During the last few weeks, I’ve fielded a number of inquiries from students preparing their first resume. Also, I’ve heard from experienced professionals planning their return to the workforce after COVID. Of course, I would enjoy writing resumes for everyone that calls or emails me looking for help. Not everyone chooses to have someone else write a resume for them. Many prefer the do-it-yourself (DIY) challenge. Those that do hire a professional resume writer should understand the process so they can provide the right information. So, whether you want to hire a writer or DIY, here are three steps that are essential for preparing a successful resume to get a job:
- Gather your data,
- Prepare worksheets, and
- Engage in the writing process.
Remember, it’s your resume, whether you write it yourself or someone else does the writing. Readers will hold you accountable for the contents so you must be fully engaged in the process, be prepared to explain every line, and proofread it thoroughly.
My first career was at a federal agency known as the GAOwww.gao.gov, where I gathered data, organized the information on worksheets, and then summarized the data into reports for our customers—Congressional committees and the public. When I was hired to help clients write resumes, I followed a similar process. The resume, I realized, is a short fact-based report about a job seeker’s qualifications—education, skills, and experience.
The resume, like any government or business report, has to be customer-focused. Your customers are prospective employers and your network of industry and professional contacts. Keep the customers in mind as you gather and summarize data about your career.
Gather your data.
The data for your resume is information about your education, business experience, and professional skills or competencies. Assemble whatever documents you have such as school transcripts and records of jobs, volunteer work, or internships. Scan the documents or put them in a binder for easy access. This will save time later.

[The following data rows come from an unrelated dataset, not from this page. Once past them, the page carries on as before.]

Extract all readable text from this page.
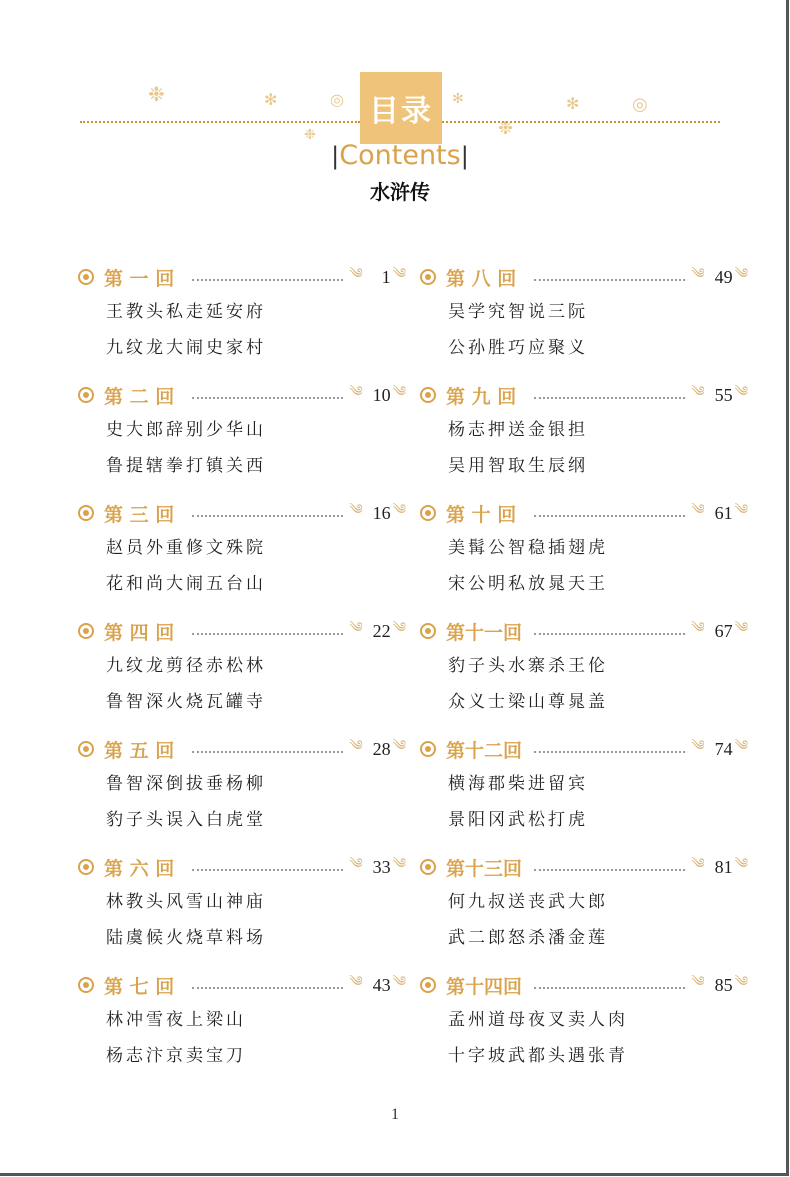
❉	✻	◎
❉
✻
❉
✻	◎
目录
|Contents|
水浒传
第 一 回	༄	1 ༄
王教头私走延安府
九纹龙大闹史家村
第 二 回	༄ 10 ༄
史大郎辞别少华山
鲁提辖拳打镇关西
第 三 回	༄ 16 ༄
赵员外重修文殊院
花和尚大闹五台山
第 四 回	༄ 22 ༄
九纹龙剪径赤松林
鲁智深火烧瓦罐寺
第 五 回	༄ 28 ༄
鲁智深倒拔垂杨柳
豹子头误入白虎堂
第 六 回	༄ 33 ༄
林教头风雪山神庙
陆虞候火烧草料场
第 七 回	༄ 43 ༄
林冲雪夜上梁山
杨志汴京卖宝刀
第 八 回	༄ 49 ༄
吴学究智说三阮
公孙胜巧应聚义
第 九 回	༄ 55 ༄
杨志押送金银担
吴用智取生辰纲
第 十 回	༄ 61 ༄
美髯公智稳插翅虎
宋公明私放晁天王
第十一回	༄ 67 ༄
豹子头水寨杀王伦
众义士梁山尊晁盖
第十二回	༄ 74 ༄
横海郡柴进留宾
景阳冈武松打虎
第十三回	༄ 81 ༄
何九叔送丧武大郎
武二郎怒杀潘金莲
第十四回	༄ 85 ༄
孟州道母夜叉卖人肉
十字坡武都头遇张青
1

Performance reviews from jobs, volunteer work, and internship experiences are especially valuable. Reviews provide reminders of accomplishments that managers and leaders valued. This is what your customers—prospective employers and industry contacts—need to know.
Next, you need to organize the data you have gathered.
Create worksheets to organize your information.
An accepted way to create an accurate and complete report of any kind is to build it from worksheets. Create worksheets for the major topics on your resume, including education, skills, reverse-chronological experience, and accomplishments.
Worksheets will be provided to you when you work with a resume writer. You will, of course, still need to gather your data to complete the worksheets.
Record Your Educational Information: The education worksheet can be relatively short, despite the time, effort, and money you have devoted to school and training. You should record the official title of your degree or diploma, any honors you received, and the award date for the degree.

Much of this information will appear on your official school transcripts. HR may request your transcripts when you start a job, so it’s a great idea to make certain you have them now.
Skills or Core Competencies: The skills worksheet can be more challenging. Create a 3-column table in MS-Word or a similar program, and then fill in as many “hard” core competencies as you can. Hard skills or core competencies are terms such as retail math, GAAP accounting, portfolio analysis, process improvement, legal research, etc. Employers search for candidates that have done portfolio analysis, for example, but they don’t necessarily search for people that say they have “great communications skills.”
We have covered the subject of hard skills and soft-skills in blog posts such as the article at this link.

Employers will want to know how you applied your core competencies in professional situations, so emphasize skills you used at jobs, internships, and volunteer projects instead of skills you studied in class and have not applied yet.
Work Experience: Next, prepare a reverse-chronological work history. It is essential to make certain you know the recognized names of places where you worked, completed internships, or performed volunteer service, and when you worked at each of these places.
For example, I worked for several years at an employment program known as WeCARE. WeCARE was an acronym for a local welfare-to-work program. The employer that operated the program was a company called ResCare, so this was the employer name I used on resumes.
Accomplishments: The most important and detailed prep document is your accomplishment worksheet. Create three-columns to describe each business problem or opportunity you were asked to address, the specific actions you took to address that opportunity, and the results you achieved.
You will find a more detailed discussion of problem, action, results, or PAR, analysis at this link.
My clients that are recent graduates usually find the accomplishment worksheet I send them to be their biggest challenge. The accomplishment worksheet is important because employers know or can find your job descriptions. They do not know what you contributed.
Even brief internships, I’ve found, can provide quantifiable business accomplishments for your first resume. For example, I spoke with a college student that did a paid summer internship with a big box store. The interns walked the aisles and sold merchandise. He sold more merchandise than the other interns during the last week of the program, so he has at least one accomplishment bullet for this brief assignment.
Write your resume.
It will be easier to write the resume if you have taken the time to gather your data, and then summarize it on worksheets. For example, your reverse-chronological work history can often be copied directly from the worksheet without additional research. Then, you can select the strongest problem-action-result items from your accomplishment worksheet and consolidate them into bullet points under each employer entry.
You will also be able to prepare an accomplishment-based resume summary, and then concentrate on strategic choices, such as whether your work experience is strong enough to place above your education on the page. Take a look at our resume samples to see how everything fits together. So, whether you chose to write a resume yourself, or ask a writer to work with you, you’ll save time and energy by doing your “homework” first.